EMT desempenha um papel em muitos estágios de desenvolvimento, incluindo a gastrulação, na qual o epitélio embrionário dá origem à mesoderme, e na delaminação da crista neural, que produz uma população de células altamente móveis que migram para e são incorporadas em muitos tecidos diferentes (Nieto, 2001; Shook e Keller, 2003). Tendo migrado para seus destinos-alvo, as células podem reverter para seu fenótipo epitelial original através de um processo conhecido como transição mesenquimal-epitelial (MET). Investigações revelaram que a morfologia dos tecidos tem um papel na indução do EMT de desenvolvimento (Shook e Keller, 2003). Em alguns casos, as células epiteliais estão localizadas no local onde são submetidas ao TME. Em outros, áreas do epitélio são rearranjadas antes do descolamento das células circundantes e da aquisição da capacidade de romper a membrana do porão.
A indução do EMT pode comprometer a integridade mecânica e fisiológica do tecido, e a indução inadequada deste processo pode ter conseqüências desastrosas. Inflamação crônica ou condições que promovam a ruptura sustentada do tecido podem estimular a fibrose, uma condição na qual o excesso de EMT compromete a integridade do tecido e a função dos órgãos (Iwano et al., 2002; Kalluri e Neilson, 2003).
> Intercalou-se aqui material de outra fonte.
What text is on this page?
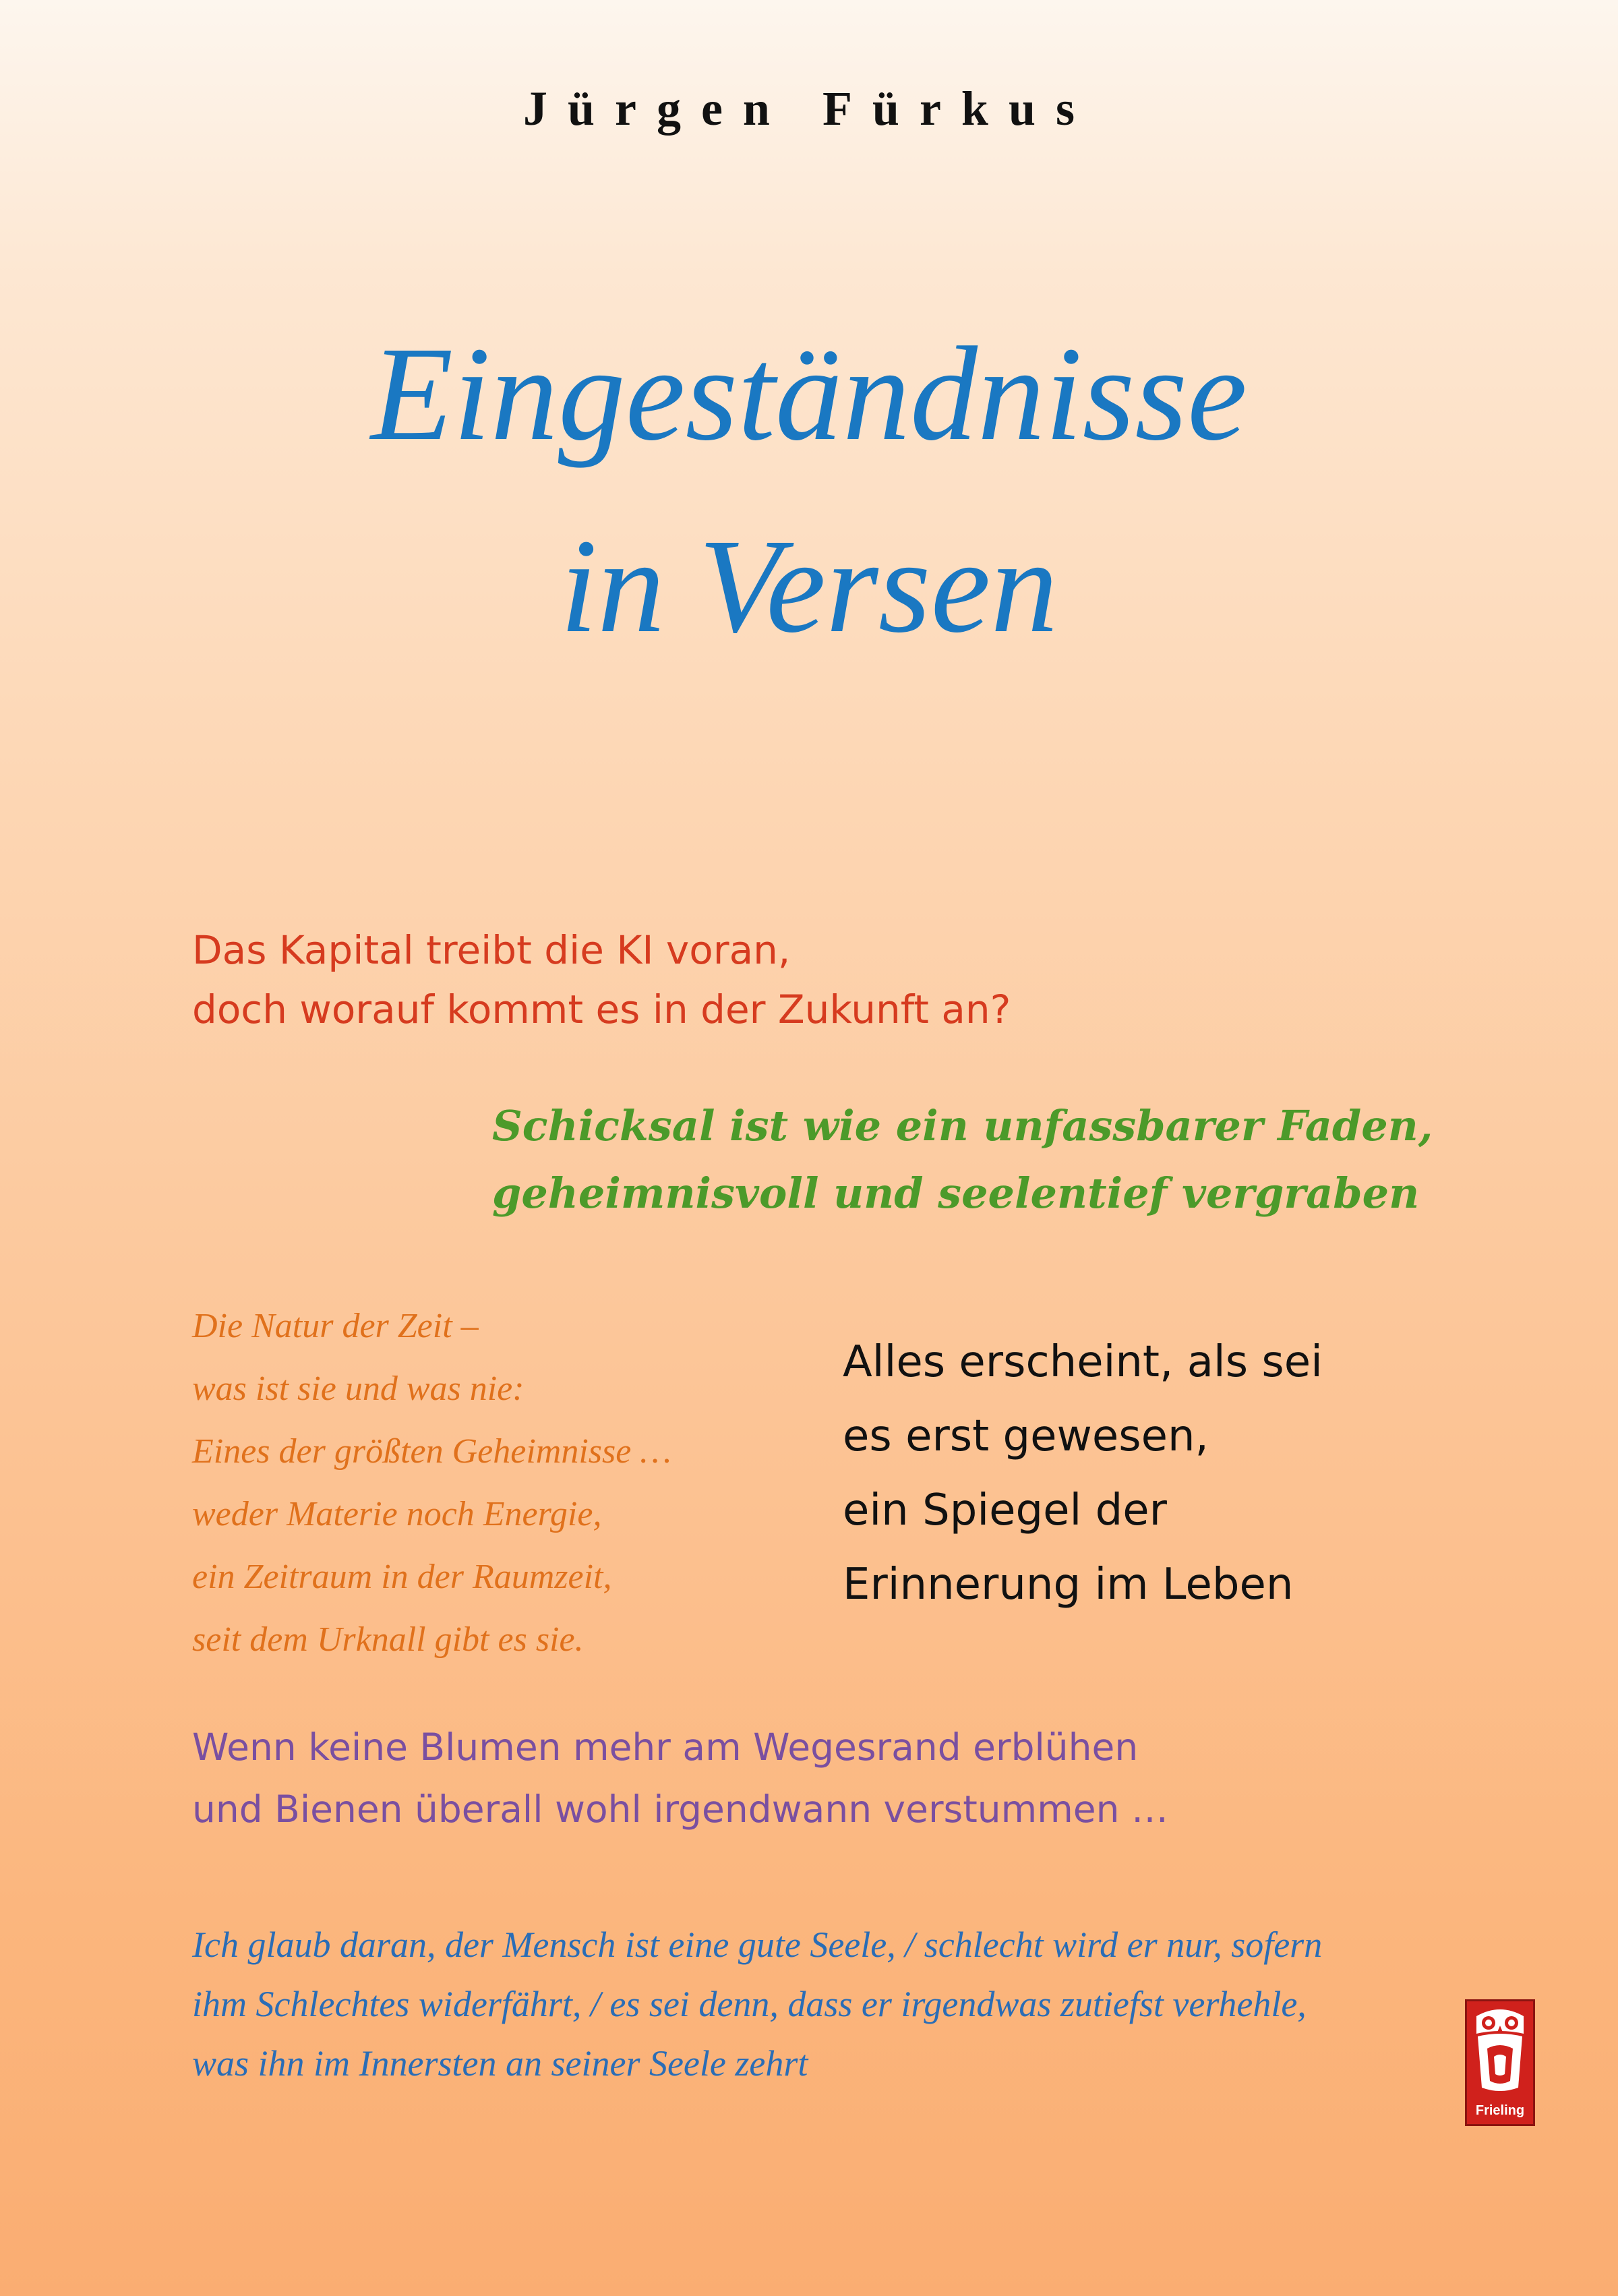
Jürgen Fürkus
Eingeständnisse
in Versen
Das Kapital treibt die KI voran,
doch worauf kommt es in der Zukunft an?
Schicksal ist wie ein unfassbarer Faden,
geheimnisvoll und seelentief vergraben
Die Natur der Zeit –
was ist sie und was nie:
Eines der größten Geheimnisse …
weder Materie noch Energie,
ein Zeitraum in der Raumzeit,
seit dem Urknall gibt es sie.
Alles erscheint, als sei
es erst gewesen,
ein Spiegel der
Erinnerung im Leben
Wenn keine Blumen mehr am Wegesrand erblühen
und Bienen überall wohl irgendwann verstummen …
Ich glaub daran, der Mensch ist eine gute Seele, / schlecht wird er nur, sofern
ihm Schlechtes widerfährt, / es sei denn, dass er irgendwas zutiefst verhehle,
was ihn im Innersten an seiner Seele zehrt
Frieling
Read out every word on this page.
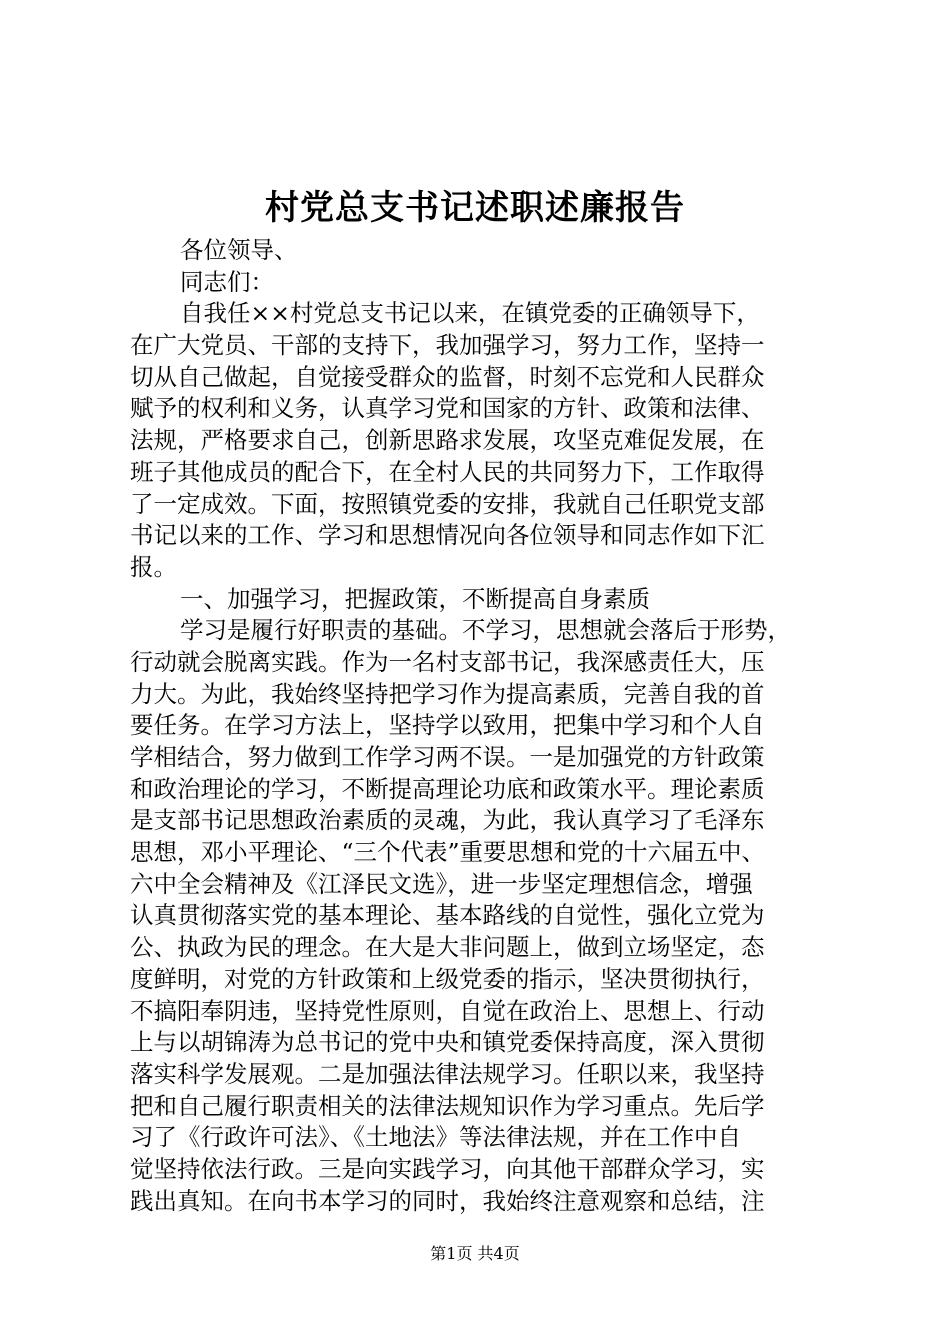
村党总支书记述职述廉报告
各位领导、
同志们：
自我任××村党总支书记以来，在镇党委的正确领导下，
在广大党员、干部的支持下，我加强学习，努力工作，坚持一
切从自己做起，自觉接受群众的监督，时刻不忘党和人民群众
赋予的权利和义务，认真学习党和国家的方针、政策和法律、
法规，严格要求自己，创新思路求发展，攻坚克难促发展，在
班子其他成员的配合下，在全村人民的共同努力下，工作取得
了一定成效。下面，按照镇党委的安排，我就自己任职党支部
书记以来的工作、学习和思想情况向各位领导和同志作如下汇
报。
一、加强学习，把握政策，不断提高自身素质
学习是履行好职责的基础。不学习，思想就会落后于形势，
行动就会脱离实践。作为一名村支部书记，我深感责任大，压
力大。为此，我始终坚持把学习作为提高素质，完善自我的首
要任务。在学习方法上，坚持学以致用，把集中学习和个人自
学相结合，努力做到工作学习两不误。一是加强党的方针政策
和政治理论的学习，不断提高理论功底和政策水平。理论素质
是支部书记思想政治素质的灵魂，为此，我认真学习了毛泽东
思想，邓小平理论、“三个代表”重要思想和党的十六届五中、
六中全会精神及《江泽民文选》，进一步坚定理想信念，增强
认真贯彻落实党的基本理论、基本路线的自觉性，强化立党为
公、执政为民的理念。在大是大非问题上，做到立场坚定，态
度鲜明，对党的方针政策和上级党委的指示，坚决贯彻执行，
不搞阳奉阴违，坚持党性原则，自觉在政治上、思想上、行动
上与以胡锦涛为总书记的党中央和镇党委保持高度，深入贯彻
落实科学发展观。二是加强法律法规学习。任职以来，我坚持
把和自己履行职责相关的法律法规知识作为学习重点。先后学
习了《行政许可法》、《土地法》等法律法规，并在工作中自
觉坚持依法行政。三是向实践学习，向其他干部群众学习，实
践出真知。在向书本学习的同时，我始终注意观察和总结，注
第1页 共4页
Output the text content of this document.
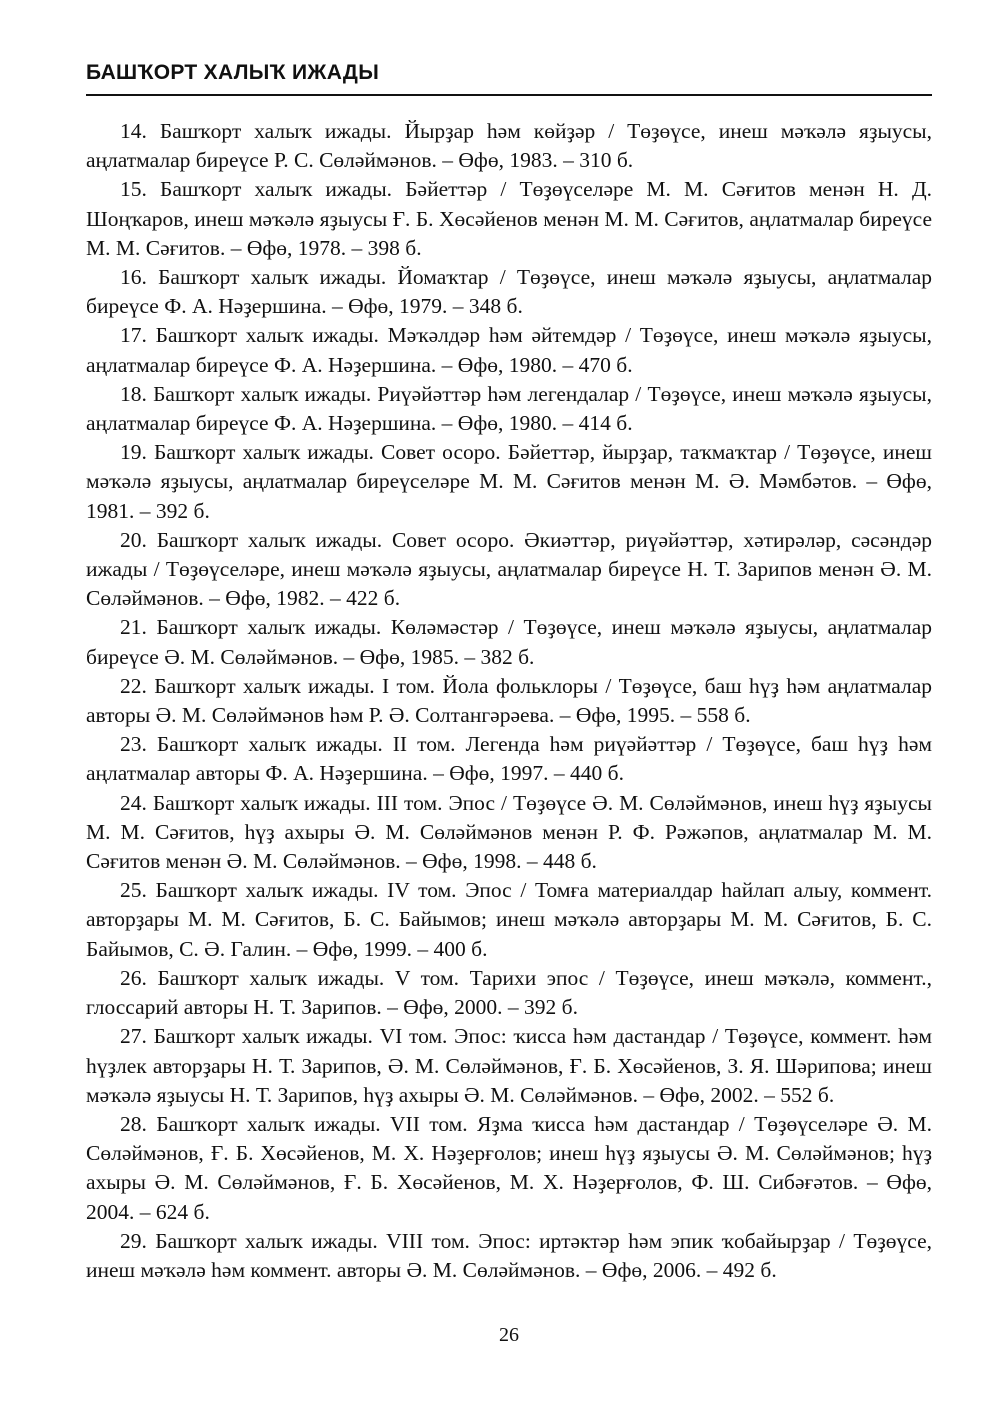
БАШҠОРТ ХАЛЫҠ ИЖАДЫ

14. Башҡорт халыҡ ижады. Йырҙар һәм көйҙәр / Төҙөүсе, инеш мәҡәлә яҙыусы, аңлатмалар биреүсе Р. С. Сөләймәнов. – Өфө, 1983. – 310 б.

15. Башҡорт халыҡ ижады. Бәйеттәр / Төҙөүселәре М. М. Сәғитов менән Н. Д. Шоңҡаров, инеш мәҡәлә яҙыусы Ғ. Б. Хөсәйенов менән М. М. Сәғитов, аңлатмалар биреүсе М. М. Сәғитов. – Өфө, 1978. – 398 б.

16. Башҡорт халыҡ ижады. Йомаҡтар / Төҙөүсе, инеш мәҡәлә яҙыусы, аңлатмалар биреүсе Ф. А. Нәҙершина. – Өфө, 1979. – 348 б.

17. Башҡорт халыҡ ижады. Мәҡәлдәр һәм әйтемдәр / Төҙөүсе, инеш мәҡәлә яҙыусы, аңлатмалар биреүсе Ф. А. Нәҙершина. – Өфө, 1980. – 470 б.

18. Башҡорт халыҡ ижады. Риүәйәттәр һәм легендалар / Төҙөүсе, инеш мәҡәлә яҙыусы, аңлатмалар биреүсе Ф. А. Нәҙершина. – Өфө, 1980. – 414 б.

19. Башҡорт халыҡ ижады. Совет осоро. Бәйеттәр, йырҙар, таҡмаҡтар / Төҙөүсе, инеш мәҡәлә яҙыусы, аңлатмалар биреүселәре М. М. Сәғитов менән М. Ә. Мәмбәтов. – Өфө, 1981. – 392 б.

20. Башҡорт халыҡ ижады. Совет осоро. Әкиәттәр, риүәйәттәр, хәтирәләр, сәсәндәр ижады / Төҙөүселәре, инеш мәҡәлә яҙыусы, аңлатмалар биреүсе Н. Т. Зарипов менән Ә. М. Сөләймәнов. – Өфө, 1982. – 422 б.

21. Башҡорт халыҡ ижады. Көләмәстәр / Төҙөүсе, инеш мәҡәлә яҙыусы, аңлатмалар биреүсе Ә. М. Сөләймәнов. – Өфө, 1985. – 382 б.

22. Башҡорт халыҡ ижады. I том. Йола фольклоры / Төҙөүсе, баш һүҙ һәм аңлатмалар авторы Ә. М. Сөләймәнов һәм Р. Ә. Солтангәрәева. – Өфө, 1995. – 558 б.

23. Башҡорт халыҡ ижады. II том. Легенда һәм риүәйәттәр / Төҙөүсе, баш һүҙ һәм аңлатмалар авторы Ф. А. Нәҙершина. – Өфө, 1997. – 440 б.

24. Башҡорт халыҡ ижады. III том. Эпос / Төҙөүсе Ә. М. Сөләймәнов, инеш һүҙ яҙыусы М. М. Сәғитов, һүҙ ахыры Ә. М. Сөләймәнов менән Р. Ф. Рәжәпов, аңлатмалар М. М. Сәғитов менән Ә. М. Сөләймәнов. – Өфө, 1998. – 448 б.

25. Башҡорт халыҡ ижады. IV том. Эпос / Томға материалдар һайлап алыу, коммент. авторҙары М. М. Сәғитов, Б. С. Байымов; инеш мәҡәлә авторҙары М. М. Сәғитов, Б. С. Байымов, С. Ә. Галин. – Өфө, 1999. – 400 б.

26. Башҡорт халыҡ ижады. V том. Тарихи эпос / Төҙөүсе, инеш мәҡәлә, коммент., глоссарий авторы Н. Т. Зарипов. – Өфө, 2000. – 392 б.

27. Башҡорт халыҡ ижады. VI том. Эпос: ҡисса һәм дастандар / Төҙөүсе, коммент. һәм һүҙлек авторҙары Н. Т. Зарипов, Ә. М. Сөләймәнов, Ғ. Б. Хөсәйенов, З. Я. Шәрипова; инеш мәҡәлә яҙыусы Н. Т. Зарипов, һүҙ ахыры Ә. М. Сөләймәнов. – Өфө, 2002. – 552 б.

28. Башҡорт халыҡ ижады. VII том. Яҙма ҡисса һәм дастандар / Төҙөүселәре Ә. М. Сөләймәнов, Ғ. Б. Хөсәйенов, М. Х. Нәҙерғолов; инеш һүҙ яҙыусы Ә. М. Сөләймәнов; һүҙ ахыры Ә. М. Сөләймәнов, Ғ. Б. Хөсәйенов, М. Х. Нәҙерғолов, Ф. Ш. Сибәғәтов. – Өфө, 2004. – 624 б.

29. Башҡорт халыҡ ижады. VIII том. Эпос: иртәктәр һәм эпик ҡобайырҙар / Төҙөүсе, инеш мәҡәлә һәм коммент. авторы Ә. М. Сөләймәнов. – Өфө, 2006. – 492 б.

26
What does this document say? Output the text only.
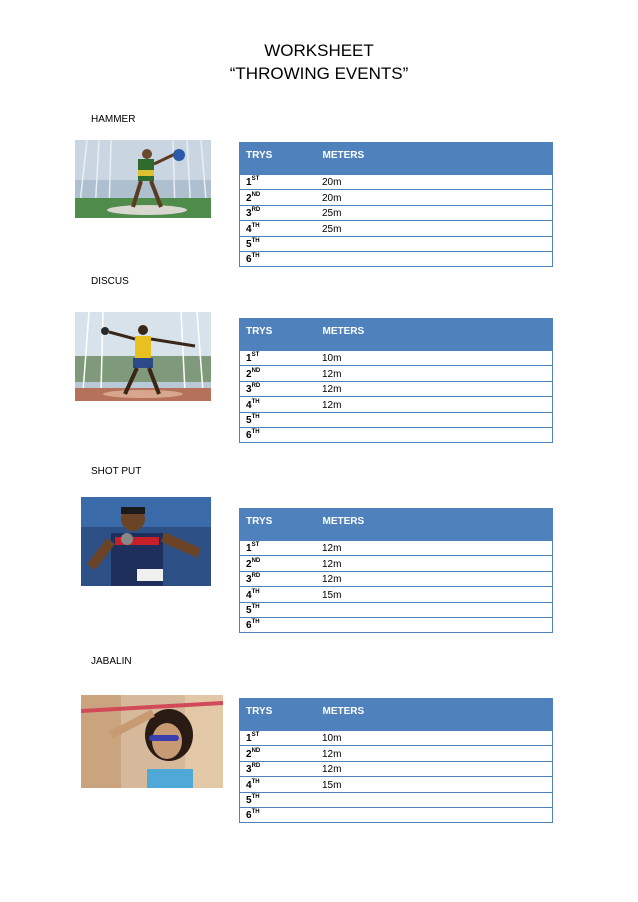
WORKSHEET
“THROWING EVENTS”
HAMMER
TRYS	METERS
1ST	20m
2ND	20m
3RD	25m
4TH	25m
5TH	
6TH	
DISCUS
TRYS	METERS
1ST	10m
2ND	12m
3RD	12m
4TH	12m
5TH	
6TH	
SHOT PUT
TRYS	METERS
1ST	12m
2ND	12m
3RD	12m
4TH	15m
5TH	
6TH	
JABALIN
TRYS	METERS
1ST	10m
2ND	12m
3RD	12m
4TH	15m
5TH	
6TH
Além disso, a propriedade definidora das células que sofrem EMT – a capacidade de se separar das células vizinhas e penetrar dentro e através dos tecidos circundantes – é particularmente perigosa quando adquirida por células tumorais, e os processos EMT identificados em estudos de desenvolvimento estão agora sendo encontrados envolvidos em etapas-chave da metástase tumoral (Kang e Massague, 2004; Yang et al., 2004). O EMT também atua na progressão tumoral ao fornecer maior resistência a agentes apoptóticos (Maestro et al., 1999; Vega et al., 2004), e ao produzir tecidos de suporte que aumentam a malignidade do tumor central (Petersen et al, 2003).
Embora muito tenha sido aprendido sobre os fatores extracelulares individuais e os caminhos que eles induzem que regulam o TME, muito pouco se sabe sobre como esses fatores são integrados uns aos outros no contexto tecidual, e ainda menos compreendidos são os mecanismos envolvidos no MET. A integração dos dados obtidos em estudos de desenvolvimento com a informação detalhada obtida em ensaios de cultura, um processo já em curso, fornecerá insights chave sobre estas questões.